Several factors have played a part in creating San Francisco's Painted Ladies (and those of other cities). The Steiner Street houses were all build by a single developer (who lived in the mansion on the corner at 722 Steiner. Perhaps hoping to retain the status as the most impressive house on the block, developer Matthew Kavanaugh saw to it that the other seven houses on up the street, while suitably attractive in a proper Victorian sense, were so similar in size and scale as to make his own residence stand out. Built between 1892 and 1896, the homes were painted in colors far more daring than those we see today, including orange, chocolate, pink, red, blue, and yellow with perhaps just a smidgeon of white to highlight the fanciful details. These gaudy color schemes were likely an attempt to mask the sameness they all bore in common. Moreover, they were, in fact, not at all unique at the time. There was a housing shortage in the city, the economic good times of the "gay nineties," was in full swing, and as a consequence, a wildly speculative housing boom. Developers such as Kavanaugh turned to "manufactured" housing, though not in the sense we've since come to understand the term. To Kavanaugh and others, such economies of scale involved similar plans, built one or two at a time in a limited area having similar or identical interior features. With the exception of the slightly smaller house built next to his own, the other six ladies bear all these traits.

The 1906 San Francisco Fire burn area is in gray.
The Painted Ladies area of Alamo Square Park is near the center of the map.
Many Victorians homes (because they were
wood-framed) survived the quake, but were
so dislodged as to require demolition.
The other trait the Painted Ladies all have in common is that they survived (by about three blocks--above map) the dreadful 1906 San Francisco earthquake and fire which wiped out thousands of similar structures both large and small. And while this tragedy, in itself, hastened yet another building boom, this time the mansions and more modest houses were built of a fireproof brick and stone which didn't require painting. Then also, during and after WW II, when paint was scarce, the Steiner row took on a coat of battleship gray which remained until around 1963 when one owner, Butch Kardum, painted his lady in rich shades of blue and green. There was, of course, the expected community uproar until some of his neighbors decided they rather like the colorful idea (anything would have been an improvement over navy gray) and began employing bright shades to decorate their homes as well. Actually, what we see today is a pale, tastefully, pastel vestige of the wild colors of the 1960s and 70s.

The garishly painted "ladies" of other San Francisco neighborhoods make the Alamo Square Park landmarks seem sedate by comparison.
Today such Victorian neighborhoods stand out as much for the fact that they have survived more than a century as for their color schemes (which by now are not at all uncommon).
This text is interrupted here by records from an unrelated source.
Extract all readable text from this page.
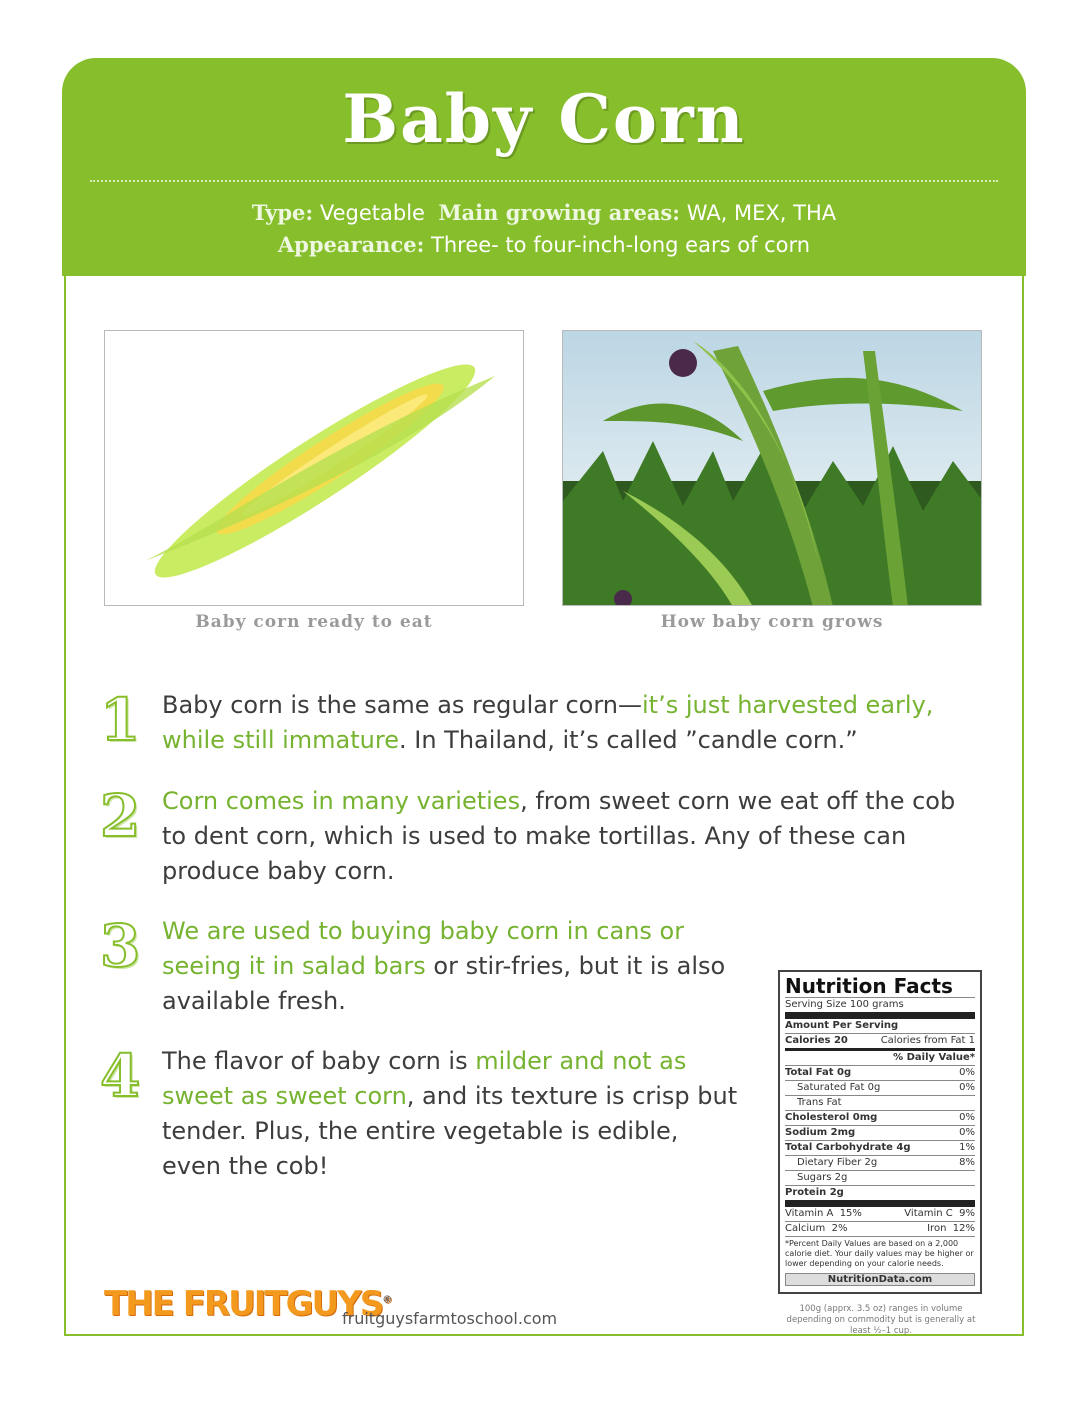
Baby Corn
Type: Vegetable Main growing areas: WA, MEX, THA
Appearance: Three- to four-inch-long ears of corn
Baby corn ready to eat	How baby corn grows
1 Baby corn is the same as regular corn—it’s just harvested early, while still immature. In Thailand, it’s called ”candle corn.”
2 Corn comes in many varieties, from sweet corn we eat off the cob to dent corn, which is used to make tortillas. Any of these can produce baby corn.
3 We are used to buying baby corn in cans or seeing it in salad bars or stir-fries, but it is also available fresh.
4 The flavor of baby corn is milder and not as sweet as sweet corn, and its texture is crisp but tender. Plus, the entire vegetable is edible, even the cob!
Nutrition Facts
Serving Size 100 grams
Amount Per Serving
Calories 20	Calories from Fat 1
% Daily Value*
Total Fat 0g	0%
Saturated Fat 0g	0%
Trans Fat
Cholesterol 0mg	0%
Sodium 2mg	0%
Total Carbohydrate 4g	1%
Dietary Fiber 2g	8%
Sugars 2g
Protein 2g
Vitamin A 15%	Vitamin C 9%
Calcium 2%	Iron 12%
*Percent Daily Values are based on a 2,000 calorie diet. Your daily values may be higher or lower depending on your calorie needs.
NutritionData.com
100g (apprx. 3.5 oz) ranges in volume depending on commodity but is generally at least ½–1 cup.
THE FRUITGUYS®
fruitguysfarmtoschool.com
During the decades after the Second World War, as many as 16,000 Victorian era frame homes were either torn down or remodeled largely beyond recognition as San Francisco endured yet another housing boom to make it one of the most congested cities I've ever visited. A large part of the problem is the city's horrendous geography making street upgrades uneconomical or virtually impossible. Even the god-almighty bulldozer is ineffective in dealing with such thoroughfares. Add to that the fact than San Franciscans have come to love their quaint century-old architecture with such a passion. They'd sooner tear down that big bridge across their harbor entrance than a fanciful Painted Lady fronting on one of their hilly, narrow, one-way streets.

The Painted Ladies of today each had a quite colorful past.